I hadn't always been like this. During all my 38 years I had considered myself hetero-sexual, "normal"; I'd had sex with around 20 women, counting quickies as well as relationships; when I masturbated it was to images of sexy women or fantasies involving women.
So what had happened to make me so obsessive about John? How had this intern, 15 years my junior, started to appear in my darkest thoughts, sparking images of wanton sex, leading me to imagine all kinds of things I had barely even read about?
Was it really just from that afternoon at the lake, when a few colleagues from work had met up for a picnic, sharing cold food, cold wine and a lot of laughs? John, who had been sent to us for a month from our corporate HQ, was just getting to be accepted by our team of accountants. He was making a good impression - he could be funny, was clearly bright and had good potential at work, but wasn't pushy and too obviously trying to get himself noticed.
I noticed him particularly when - several bottles later - someone suggested a skinny dip. We were in a secluded area and it didn't seem to be a bad idea. Anyway, it had happened before and some of us at least had seen each other naked. I was actually looking forward to seeing Jean, a new staff member in her mid-twenties, get her gear off.
I hadn't expected to be so interested in seeing John - his slim body, almost hairless apart from a little bush at his groin, stayed etched in my memory after I got home. I couldn't stop him from coming into my thoughts as I lay in bed stroking my cock and thinking of Jean's perky breasts. John reminded me of the Michelangelo statue of David, even down to the rather small, uncircumcised penis. He looked more 18 than 23, and that alone worried me.
Just as I was getting close to cumming from thinking of Jean, John would appear, his smile, his hairless chest, his... penis. I squeezed my eyes shut and imagined touching him, and him touching me... very quickly I climaxed in a breathless, hard spasm that left great blobs of cum on my chest and tummy.

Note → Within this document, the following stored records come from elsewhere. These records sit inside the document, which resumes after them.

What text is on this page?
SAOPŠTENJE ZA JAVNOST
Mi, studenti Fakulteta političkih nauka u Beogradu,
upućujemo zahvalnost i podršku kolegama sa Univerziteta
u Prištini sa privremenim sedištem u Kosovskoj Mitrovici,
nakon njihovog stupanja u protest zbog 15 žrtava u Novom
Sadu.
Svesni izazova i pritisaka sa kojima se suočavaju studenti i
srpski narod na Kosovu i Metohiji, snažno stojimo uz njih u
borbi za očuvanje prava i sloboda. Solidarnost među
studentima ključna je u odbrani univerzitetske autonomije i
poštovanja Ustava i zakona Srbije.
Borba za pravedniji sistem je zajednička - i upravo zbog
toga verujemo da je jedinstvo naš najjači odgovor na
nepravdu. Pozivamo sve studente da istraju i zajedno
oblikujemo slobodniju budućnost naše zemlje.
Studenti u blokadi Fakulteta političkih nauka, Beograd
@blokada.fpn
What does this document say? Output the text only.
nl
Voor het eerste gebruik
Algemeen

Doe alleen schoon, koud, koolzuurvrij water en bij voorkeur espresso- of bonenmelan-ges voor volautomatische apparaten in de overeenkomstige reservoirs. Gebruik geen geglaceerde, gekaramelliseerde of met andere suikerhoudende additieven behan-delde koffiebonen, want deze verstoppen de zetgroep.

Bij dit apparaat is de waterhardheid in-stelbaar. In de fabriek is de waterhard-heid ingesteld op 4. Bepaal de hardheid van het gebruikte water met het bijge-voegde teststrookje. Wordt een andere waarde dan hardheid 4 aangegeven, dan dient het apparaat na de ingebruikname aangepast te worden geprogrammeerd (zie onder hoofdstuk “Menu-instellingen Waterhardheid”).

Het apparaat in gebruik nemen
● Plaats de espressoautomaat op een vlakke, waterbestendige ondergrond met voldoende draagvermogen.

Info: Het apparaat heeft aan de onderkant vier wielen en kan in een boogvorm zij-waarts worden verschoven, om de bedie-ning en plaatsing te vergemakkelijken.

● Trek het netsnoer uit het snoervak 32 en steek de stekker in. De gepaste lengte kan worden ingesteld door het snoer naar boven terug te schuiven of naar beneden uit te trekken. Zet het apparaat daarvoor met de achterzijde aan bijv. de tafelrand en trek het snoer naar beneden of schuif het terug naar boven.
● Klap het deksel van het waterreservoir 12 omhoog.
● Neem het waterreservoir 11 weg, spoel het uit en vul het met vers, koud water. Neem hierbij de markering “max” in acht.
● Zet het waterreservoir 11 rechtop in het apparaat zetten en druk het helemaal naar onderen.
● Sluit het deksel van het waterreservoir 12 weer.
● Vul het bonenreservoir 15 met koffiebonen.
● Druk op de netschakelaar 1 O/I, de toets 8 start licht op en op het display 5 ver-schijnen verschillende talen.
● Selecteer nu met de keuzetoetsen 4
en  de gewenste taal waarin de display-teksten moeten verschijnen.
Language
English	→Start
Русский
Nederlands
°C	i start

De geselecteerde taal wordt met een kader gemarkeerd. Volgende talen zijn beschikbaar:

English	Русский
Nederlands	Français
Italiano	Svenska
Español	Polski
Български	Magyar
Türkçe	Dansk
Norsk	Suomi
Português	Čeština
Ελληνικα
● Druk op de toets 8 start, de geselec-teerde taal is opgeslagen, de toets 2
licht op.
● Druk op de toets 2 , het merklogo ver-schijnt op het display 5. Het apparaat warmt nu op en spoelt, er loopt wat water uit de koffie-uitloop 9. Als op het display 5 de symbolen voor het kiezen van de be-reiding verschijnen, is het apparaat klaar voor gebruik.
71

It was all very well feeling embarrassed, even guilty about it the next day; just that was enough to make me think of him all over again, resulting in strong arousal under the shower. I resisted the urge to masturbate, instead putting the shower on cold. That may have been my big mistake...
At this time John was working in my section so it was natural for us to spend time together - I was taking him under my wing, after all. I was especially sensitive to his mood that Monday morning, wondering if he had noticed me looking at him as he dived and cavorted naked in the lake. However, he greeted me in his usual, slightly timid way, and we got on with our work.
From time to time I found my mind wandering and images of him came and went, leading me to get aroused. Try as I might not to let it happen, it did - and when he came over to ask me a question, standing beside me to see the computer screen, there was no way of hiding the outline of my erection. He blushed - just a little but unmistakably, enough to make it clear he hadn't missed it. We went on with out working session but I sensed that a line had been crossed.
At midday I was still so aroused that I went to the men's loo and masturbated, deliberately thinking of John and letting my imagination run riot around his body... I came heavily into folds of loo paper and spent a long time cleaning myself up afterwards. In the afternoon I was able to concentrate on work and not on him.
That evening I was not troubled by any raunchy thoughts at all and went off to sleep without needing to masturbate. In the morning, though, I was once again horny and this time let myself go under the shower, figuring that this would stop me thinking about John at work. In fact, as I travelled to the office, I made up my mind to put some space between us and so end this haunting obsession.
I had a word with a colleague who agreed to take over my coaching sessions with John, on the pretext that I had some urgent work to catch up with. That way I didn't have much contact with him at all. I still found myself, once or twice, looking over to him, and noticing his hands, small-boned and rather fine: how often, I mused, did they touch his own penis, and get sticky with his own cum?
This was entirely the wrong tack, for it had me back in the loo in the afternoon, masturbating almost viciously to get shot of my arousal, my sperm, my desire for John. For that was what it had become: desire, to touch him, stroke him, kiss him... it was unbelievable and I knew I had to take every possible step to avoid him.
Later in the week he passed me in the corridor and stopped, calling after me: "Mike?" I stopped and turned, feeling a knot in my throat. "Mike," he went on, "Is there anything wrong with my work? You seem to have been avoiding me lately. I'd prefer you to tell me directly if I've messed up on something."
I went over to him, trying to keep my emotions under wrap. "Hell no, John," I said, "Your work is fine. You're doing very well. It's just that..." I had to cough, "Just that I've had quite a lot of work to finish this week."
"Really?" he replied, looking almost childishly relieved (which started to spark off more unwelcome thoughts in my mind). "If there's anything I can help with, just say, I don't mind staying late to help you. You're very inspirational, Mike... I wanted to tell you that. Whatever I can do, you only have to ask."